Seattle is Now the First U.S. City to Allow Uber and Lyft Drivers to Unionize
On Monday, Seattle became the first city in the United States to approve a bill that allows drivers from ride-hailing companies like Uber and Lyft to form unions over pay and conditions. The Seattle City Council's vote was a unanimous 8-0 in favor of the new law.
The vote is certainly a victory for Seattle's App-Based Drivers Association (ABDA) who worked side-by-side with the local Teamsters union for the legislation's approval. Other drivers across the United States will certainly view this win as a major influence on future actions taken in their own cities.
The new union law, then, will require companies to give Seattle a complete list of drivers working in the city. And like other unions, this Seattle-based organization would use the list to get in touch with drivers, as well as work to gain the support of a majority of a company's drivers, to be designated as their bargaining representative.
Unsurprisingly, Uber and Lyft are not fans of the union legislation. Uber, who is currently embroiled in a class-action lawsuit in California regarding drivers who wish to be considered full-time employees instead of contractors, has been embroiled in employment issues for awhile now; the company has consistently fought against such measures like the new union law, citing reasons like work flexibility it allows its drivers. Meanwhile, Lyft sees Seattle's legislation as a threat to the privacy of its drivers, and in a statement, said that "[w]e urge the mayor and full council to reconsider this legislation and listen to the voices of their constituents who choose to drive with Lyft because of the flexible economic opportunity it offers."

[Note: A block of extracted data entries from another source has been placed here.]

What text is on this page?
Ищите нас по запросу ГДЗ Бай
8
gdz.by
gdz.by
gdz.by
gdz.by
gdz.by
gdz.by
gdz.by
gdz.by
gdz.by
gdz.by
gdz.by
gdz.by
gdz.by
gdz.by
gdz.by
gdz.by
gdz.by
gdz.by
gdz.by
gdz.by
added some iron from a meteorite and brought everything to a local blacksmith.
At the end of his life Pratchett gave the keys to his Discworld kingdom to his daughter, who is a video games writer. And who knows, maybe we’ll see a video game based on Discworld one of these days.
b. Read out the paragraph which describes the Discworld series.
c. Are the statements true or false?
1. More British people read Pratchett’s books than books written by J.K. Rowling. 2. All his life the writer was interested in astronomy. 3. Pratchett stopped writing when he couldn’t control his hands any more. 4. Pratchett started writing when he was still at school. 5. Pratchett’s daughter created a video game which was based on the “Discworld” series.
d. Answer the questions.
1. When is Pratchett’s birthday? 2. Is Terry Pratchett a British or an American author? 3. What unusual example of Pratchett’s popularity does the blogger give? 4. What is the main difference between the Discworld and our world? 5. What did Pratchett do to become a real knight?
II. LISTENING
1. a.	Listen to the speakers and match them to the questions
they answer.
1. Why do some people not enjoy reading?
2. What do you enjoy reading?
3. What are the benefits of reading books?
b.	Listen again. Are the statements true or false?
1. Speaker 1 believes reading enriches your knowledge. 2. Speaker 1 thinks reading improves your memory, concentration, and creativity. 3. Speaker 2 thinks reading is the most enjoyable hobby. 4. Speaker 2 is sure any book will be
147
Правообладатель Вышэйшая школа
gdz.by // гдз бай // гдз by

Even Seattle's mayor Ed Murray has his doubts about the law. In a statement made after the vote, he voiced some concerns about the "unknown costs of administer the collective bargaining process and other burdens the ordinance will place on city staff members." Because of this, Mr. Murray would not sign the bill; however, it will become law regardless of his signature. "As this ordinance takes effect, my administration will begin its work to determine what it will take to implement the law," Mr. Murray said in the statement. "I believe it will be necessary to seek additional clarifying legislation from the Council."